While most if not all of the evidence presented in this story is factually correct, there are many limitiations to the studies themselves that reduce the scientific confidence in these facts. For example, the report cites a reduction in diabetes of 80 percent, but the current long term evidence indicates that many of these patients do have recurrence of their diabetes in the long-term. This story they relies on the statement of one physician who said, in his experience, these patients don’t have recurrence.
Another example is the rate of death due to surgery. The story quotes the same physician who says the rate is now 1/1000. This is not entirely accurate for most centers in the U.S — it’s closer to 2/1000 in the best of surgical centers. And that’s 2/1000 who die IN THE HOSPITAL — there are many more deaths that occur in the first 30-days, 90-days, and 1-year that can be directly attributed to the surgery itself.
The segment does not exaggerate the risks or burdens of obesity or diabetes, which are considerable.
The segment draws on the experience of eight patients, all of whom have had positive results.

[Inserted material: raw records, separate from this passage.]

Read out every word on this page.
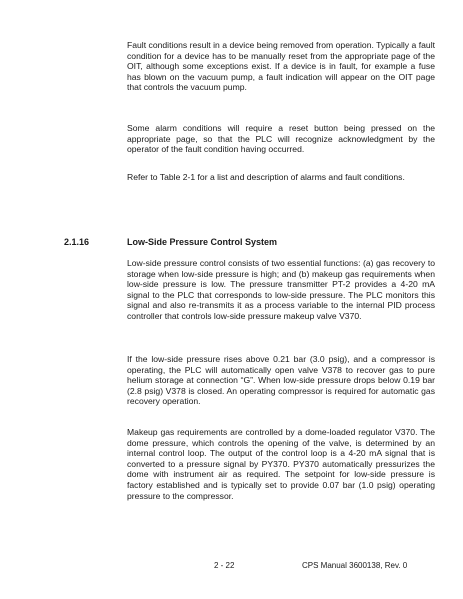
Fault conditions result in a device being removed from operation. Typically a fault condition for a device has to be manually reset from the appropriate page of the OIT, although some exceptions exist. If a device is in fault, for example a fuse has blown on the vacuum pump, a fault indication will appear on the OIT page that controls the vacuum pump.

Some alarm conditions will require a reset button being pressed on the appropriate page, so that the PLC will recognize acknowledgment by the operator of the fault condition having occurred.

Refer to Table 2-1 for a list and description of alarms and fault conditions.

2.1.16	Low-Side Pressure Control System

Low-side pressure control consists of two essential functions: (a) gas recovery to storage when low-side pressure is high; and (b) makeup gas requirements when low-side pressure is low. The pressure transmitter PT-2 provides a 4-20 mA signal to the PLC that corresponds to low-side pressure. The PLC monitors this signal and also re-transmits it as a process variable to the internal PID process controller that controls low-side pressure makeup valve V370.

If the low-side pressure rises above 0.21 bar (3.0 psig), and a compressor is operating, the PLC will automatically open valve V378 to recover gas to pure helium storage at connection “G”. When low-side pressure drops below 0.19 bar (2.8 psig) V378 is closed. An operating compressor is required for automatic gas recovery operation.

Makeup gas requirements are controlled by a dome-loaded regulator V370. The dome pressure, which controls the opening of the valve, is determined by an internal control loop. The output of the control loop is a 4-20 mA signal that is converted to a pressure signal by PY370. PY370 automatically pressurizes the dome with instrument air as required. The setpoint for low-side pressure is factory established and is typically set to provide 0.07 bar (1.0 psig) operating pressure to the compressor.

2 - 22	CPS Manual 3600138, Rev. 0
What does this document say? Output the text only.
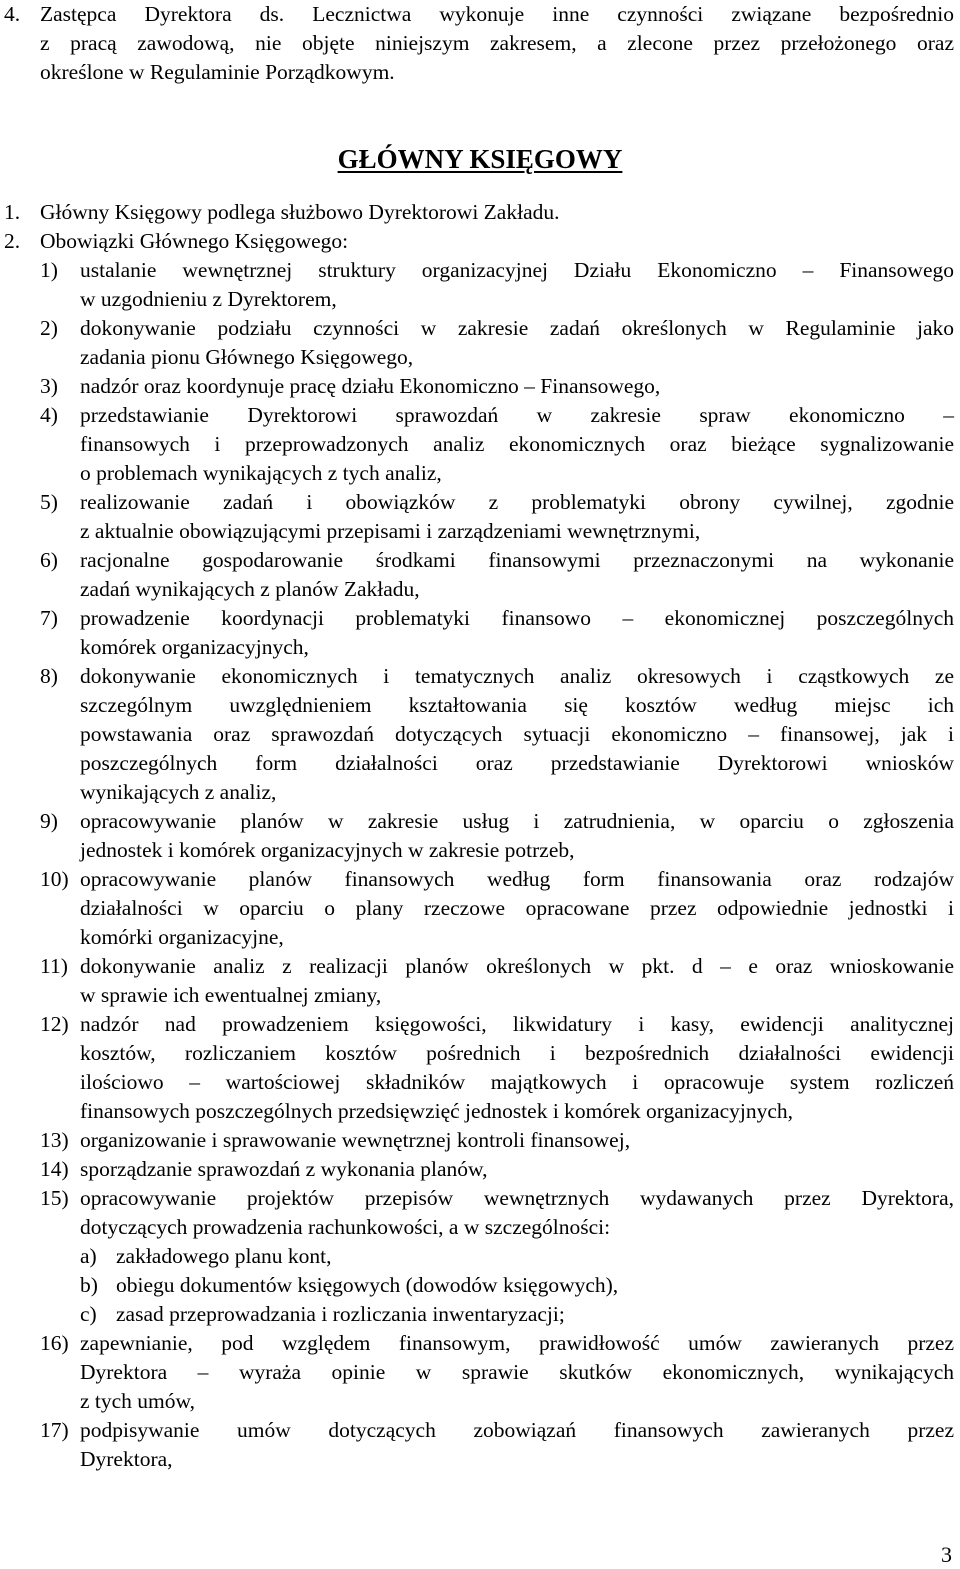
4. Zastępca Dyrektora ds. Lecznictwa wykonuje inne czynności związane bezpośrednio
z pracą zawodową, nie objęte niniejszym zakresem, a zlecone przez przełożonego oraz
określone w Regulaminie Porządkowym.
GŁÓWNY KSIĘGOWY
1. Główny Księgowy podlega służbowo Dyrektorowi Zakładu.
2. Obowiązki Głównego Księgowego:
1) ustalanie wewnętrznej struktury organizacyjnej Działu Ekonomiczno – Finansowego
w uzgodnieniu z Dyrektorem,
2) dokonywanie podziału czynności w zakresie zadań określonych w Regulaminie jako
zadania pionu Głównego Księgowego,
3) nadzór oraz koordynuje pracę działu Ekonomiczno – Finansowego,
4) przedstawianie Dyrektorowi sprawozdań w zakresie spraw ekonomiczno –
finansowych i przeprowadzonych analiz ekonomicznych oraz bieżące sygnalizowanie
o problemach wynikających z tych analiz,
5) realizowanie zadań i obowiązków z problematyki obrony cywilnej, zgodnie
z aktualnie obowiązującymi przepisami i zarządzeniami wewnętrznymi,
6) racjonalne gospodarowanie środkami finansowymi przeznaczonymi na wykonanie
zadań wynikających z planów Zakładu,
7) prowadzenie koordynacji problematyki finansowo – ekonomicznej poszczególnych
komórek organizacyjnych,
8) dokonywanie ekonomicznych i tematycznych analiz okresowych i cząstkowych ze
szczególnym uwzględnieniem kształtowania się kosztów według miejsc ich
powstawania oraz sprawozdań dotyczących sytuacji ekonomiczno – finansowej, jak i
poszczególnych form działalności oraz przedstawianie Dyrektorowi wniosków
wynikających z analiz,
9) opracowywanie planów w zakresie usług i zatrudnienia, w oparciu o zgłoszenia
jednostek i komórek organizacyjnych w zakresie potrzeb,
10) opracowywanie planów finansowych według form finansowania oraz rodzajów
działalności w oparciu o plany rzeczowe opracowane przez odpowiednie jednostki i
komórki organizacyjne,
11) dokonywanie analiz z realizacji planów określonych w pkt. d – e oraz wnioskowanie
w sprawie ich ewentualnej zmiany,
12) nadzór nad prowadzeniem księgowości, likwidatury i kasy, ewidencji analitycznej
kosztów, rozliczaniem kosztów pośrednich i bezpośrednich działalności ewidencji
ilościowo – wartościowej składników majątkowych i opracowuje system rozliczeń
finansowych poszczególnych przedsięwzięć jednostek i komórek organizacyjnych,
13) organizowanie i sprawowanie wewnętrznej kontroli finansowej,
14) sporządzanie sprawozdań z wykonania planów,
15) opracowywanie projektów przepisów wewnętrznych wydawanych przez Dyrektora,
dotyczących prowadzenia rachunkowości, a w szczególności:
a) zakładowego planu kont,
b) obiegu dokumentów księgowych (dowodów księgowych),
c) zasad przeprowadzania i rozliczania inwentaryzacji;
16) zapewnianie, pod względem finansowym, prawidłowość umów zawieranych przez
Dyrektora – wyraża opinie w sprawie skutków ekonomicznych, wynikających
z tych umów,
17) podpisywanie umów dotyczących zobowiązań finansowych zawieranych przez
Dyrektora,
3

It also quotes at length a surgeon who is an enthusiastic advocate of the surgery, a surgeon participating in Brazilian clinical trials on the procedure’s effect on diabetes and a physician who had the surgery himself with positive results.
A doctor who expresses mild skepticism about the total weight that follows surgery is quoted.
The segment quotes an American Cancer Society epidemiologist, who describes the links between obesity and several cancers.
Absent are skeptics who could raise questions about such issues as the long-term effectiveness of the surgery’s ability to "cure" diabetes, the nutritional challenges of a post-surgical diet, and the wider range of outcomes observed for different forms of the surgery.
Absent also are patients who had outcomes different from those repeated so frequently here: Those who developed illness due to nutritional deficiences, those who regained the lost weight, and those whose diabetes was not "instantly cured."
The segment mentions medications to control weight, diabetes and hypertension, but only to describe them as ineffective and unnecessary for those who have the surgery.
There are no alternative treatment approaches that are as successful as surgery for reducing body weight and diabetes.
The segment makes clear that the gastric bypass operation is widely available and done as many as 200,000 times per year.
The segment makes clear that the operation is common, citing 200,000 surgeries per year. It also reports that the surgery was done as early as the 1950s.
There is no evidence the report is based on a press release.
Many previous news reports have been done on the link between the surgery and reduced incidence of diabetes independent of weight loss, however.